My next book was “The Body Guard,” then “Dracula.” Next, I was in France at a street market and saw a very compelling book about a kid growing up in war time Germany. My French reading level was quite bad, but so strong was my desire to read the book that I bought it anyway. Upon returning to Germany I brought the book to a book shop where they helped me find the German language version. It was the fourth book I read in German and the first where I had no idea of the story before reading.

In addition to reading, I kept up with my TV watching. In Germany, TV is dubbed. Unlike terrible dubbing employed in the old Russia, where a single guy reads all of the parts, they have excellent, professional-quality dubbing in Germany. Famous American stars, such as Robert Deniro or Arnold Schwarzeneger, had their own official dubber. So, from movie to movie, their voices remained the same. I would watch “The Godfather,” “Simpsons,” “Star Trek,” — anything I enjoyed watching I watched again in German. German students would come in the TV room and ask me “Did you understand all of that.”

“No.”

“You shouldn’t watch that.”

“Why, are you going to ship me off to a camp?” Sometimes I actually said things like this as a way of getting Germans to leave me alone. Sometimes, I felt like practicing my speaking, so I continued the argument. It was like a free German conversation lesson, the cost of which was a little anger.

“Aren’t you worried that you don’t understand everything?” asked the German.

“Why? Do we have a test?”

“You shouldn’t be watching TV and reading things you don’t understand.”

“But if I only read things I understand, I won’t learn anything. Besides, it would be really boring because I would only be reading children’s books.”

“But ‘The Simpsons’ is a cartoon. Cartoons are for children.”

“Don’t say, that!” Like all delusional people, I became aggressive when my delusions were challenged. “‘The Simpsons’ is more than a cartoon.
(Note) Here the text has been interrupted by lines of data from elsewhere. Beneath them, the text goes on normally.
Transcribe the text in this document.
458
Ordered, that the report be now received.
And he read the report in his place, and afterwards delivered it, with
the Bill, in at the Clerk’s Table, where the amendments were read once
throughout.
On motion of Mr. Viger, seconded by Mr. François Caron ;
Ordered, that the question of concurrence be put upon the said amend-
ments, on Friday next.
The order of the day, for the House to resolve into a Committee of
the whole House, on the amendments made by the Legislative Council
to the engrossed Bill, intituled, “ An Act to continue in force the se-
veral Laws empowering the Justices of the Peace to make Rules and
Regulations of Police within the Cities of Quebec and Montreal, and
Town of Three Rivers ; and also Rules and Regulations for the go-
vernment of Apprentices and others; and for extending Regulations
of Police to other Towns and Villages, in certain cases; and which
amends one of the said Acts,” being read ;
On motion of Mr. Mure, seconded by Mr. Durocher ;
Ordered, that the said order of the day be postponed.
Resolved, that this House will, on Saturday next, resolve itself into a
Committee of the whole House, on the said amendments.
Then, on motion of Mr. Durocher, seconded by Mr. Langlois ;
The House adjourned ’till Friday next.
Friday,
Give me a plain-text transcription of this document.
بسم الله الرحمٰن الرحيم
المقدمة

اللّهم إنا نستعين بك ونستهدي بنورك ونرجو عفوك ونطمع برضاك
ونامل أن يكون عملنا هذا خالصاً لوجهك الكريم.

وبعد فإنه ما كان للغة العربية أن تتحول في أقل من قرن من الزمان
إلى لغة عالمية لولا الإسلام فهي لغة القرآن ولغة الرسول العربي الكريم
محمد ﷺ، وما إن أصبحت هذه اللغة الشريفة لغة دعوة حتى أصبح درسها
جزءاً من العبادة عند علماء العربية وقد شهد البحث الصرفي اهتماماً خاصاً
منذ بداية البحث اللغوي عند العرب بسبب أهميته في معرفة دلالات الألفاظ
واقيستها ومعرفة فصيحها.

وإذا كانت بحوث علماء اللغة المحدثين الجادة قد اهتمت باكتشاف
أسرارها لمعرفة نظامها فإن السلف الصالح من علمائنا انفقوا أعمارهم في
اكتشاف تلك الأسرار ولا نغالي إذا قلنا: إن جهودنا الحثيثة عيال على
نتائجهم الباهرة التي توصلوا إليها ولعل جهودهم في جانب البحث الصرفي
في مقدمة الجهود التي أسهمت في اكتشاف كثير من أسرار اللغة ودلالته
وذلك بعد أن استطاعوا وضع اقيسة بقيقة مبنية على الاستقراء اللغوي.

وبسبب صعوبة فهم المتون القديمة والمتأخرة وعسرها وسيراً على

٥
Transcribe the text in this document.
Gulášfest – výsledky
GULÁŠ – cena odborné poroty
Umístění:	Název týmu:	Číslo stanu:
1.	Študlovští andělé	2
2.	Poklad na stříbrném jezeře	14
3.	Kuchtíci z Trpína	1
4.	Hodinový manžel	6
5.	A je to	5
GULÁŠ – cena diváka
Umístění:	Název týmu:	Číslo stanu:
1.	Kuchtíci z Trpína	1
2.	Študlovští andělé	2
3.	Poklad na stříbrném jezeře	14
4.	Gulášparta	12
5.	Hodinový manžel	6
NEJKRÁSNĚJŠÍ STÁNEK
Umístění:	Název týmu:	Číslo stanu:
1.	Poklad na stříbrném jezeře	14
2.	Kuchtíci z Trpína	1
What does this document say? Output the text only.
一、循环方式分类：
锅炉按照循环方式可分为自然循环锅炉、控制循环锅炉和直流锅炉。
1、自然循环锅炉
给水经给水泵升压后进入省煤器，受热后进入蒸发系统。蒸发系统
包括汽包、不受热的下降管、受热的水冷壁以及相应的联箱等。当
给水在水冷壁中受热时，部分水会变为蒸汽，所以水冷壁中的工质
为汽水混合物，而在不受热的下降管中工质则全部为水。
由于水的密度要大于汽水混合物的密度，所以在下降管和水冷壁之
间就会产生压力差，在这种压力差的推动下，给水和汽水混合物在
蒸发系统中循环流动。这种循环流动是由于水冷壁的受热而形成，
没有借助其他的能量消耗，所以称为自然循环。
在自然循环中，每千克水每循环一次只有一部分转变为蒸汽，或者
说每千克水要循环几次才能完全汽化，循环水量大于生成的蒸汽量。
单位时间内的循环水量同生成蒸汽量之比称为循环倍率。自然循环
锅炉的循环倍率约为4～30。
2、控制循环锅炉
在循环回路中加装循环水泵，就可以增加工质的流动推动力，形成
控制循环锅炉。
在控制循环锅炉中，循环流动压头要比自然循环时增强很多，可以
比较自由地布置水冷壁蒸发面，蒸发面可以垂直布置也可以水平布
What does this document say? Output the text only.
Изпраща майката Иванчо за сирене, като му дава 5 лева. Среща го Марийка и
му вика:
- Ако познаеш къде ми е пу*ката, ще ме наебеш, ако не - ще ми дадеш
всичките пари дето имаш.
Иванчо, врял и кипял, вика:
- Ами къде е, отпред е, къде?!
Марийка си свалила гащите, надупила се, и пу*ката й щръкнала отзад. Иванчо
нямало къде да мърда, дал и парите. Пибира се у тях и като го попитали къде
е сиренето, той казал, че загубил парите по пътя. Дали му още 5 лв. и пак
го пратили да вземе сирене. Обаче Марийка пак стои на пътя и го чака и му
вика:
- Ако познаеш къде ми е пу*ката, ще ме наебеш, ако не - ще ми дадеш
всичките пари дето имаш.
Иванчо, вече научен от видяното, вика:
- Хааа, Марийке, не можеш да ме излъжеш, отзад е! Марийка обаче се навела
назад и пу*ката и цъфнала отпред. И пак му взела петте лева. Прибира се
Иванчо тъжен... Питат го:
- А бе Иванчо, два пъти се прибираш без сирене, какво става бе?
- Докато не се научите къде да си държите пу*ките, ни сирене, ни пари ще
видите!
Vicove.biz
It is a way of life.”

A huge advantage of reading novels or watching TV is that you get relatively real dialogue. Yes, we don’t all speak exactly like Clint Eastwood in “Ein Mann Sieht Rot”, but none of us speak the way people do in dialogue 23 of the average language textbook. Why do all language textbooks have dialogues about renting hotel rooms or going to market and buying vegetables? These aren’t discussions I would ever have with a native speaker. These are things I just don’t do all of that often. But watching “The Godfather” I learned all of the vocabulary necessary to live as a Mafia don. This is something I have aspired to for years anyway. And now, I am qualified to do the job in two languages.

Fast forward more years than I care to count, and I am in Taiwan, studying Chinese. My Taiwanese friends, the ones who are dedicated students of English constantly read books about English language: books on idioms or gender biases in grammar exercises…. They never just sit down and read a book. As a native speaker, you have most likely never sat down and read an entire book about the English language. But you have probably read, enjoyed and learned from literature written in English.

In school curriculums, language learners, if they read literature at all, are subjected to Mark Twain, “Charlotte’s Web,” and often Shakespeare. These are terrible choices for people who want to learn language. Mark Twain is brilliant, but the dialect makes it hard for low-level learners to read. Do we really want a bunch of Taiwanese kids talking like Riverboat Jim? Shakespeare is the least logical thing to have kids read in a first language classroom. Why on earth would we make them read it in an English learning environment? Kids in Taiwan love baseball. Why not have them read a biography of Babe Ruth?

In my English language classroom I show the kids videos, such as “Mulan” and “Kung Fu Panda.” The context is Chinese, and the stories are familiar. Mulan, for example is an ancient Chinese legend, which the kids had all read in Chinese, before seeing the Disney movie. For myself, I use these and other Disney cartoons to practice Chinese listening. Disney DVDs are equipped with a language switch, so you can choose English or Chinese, complete with same language subtitles.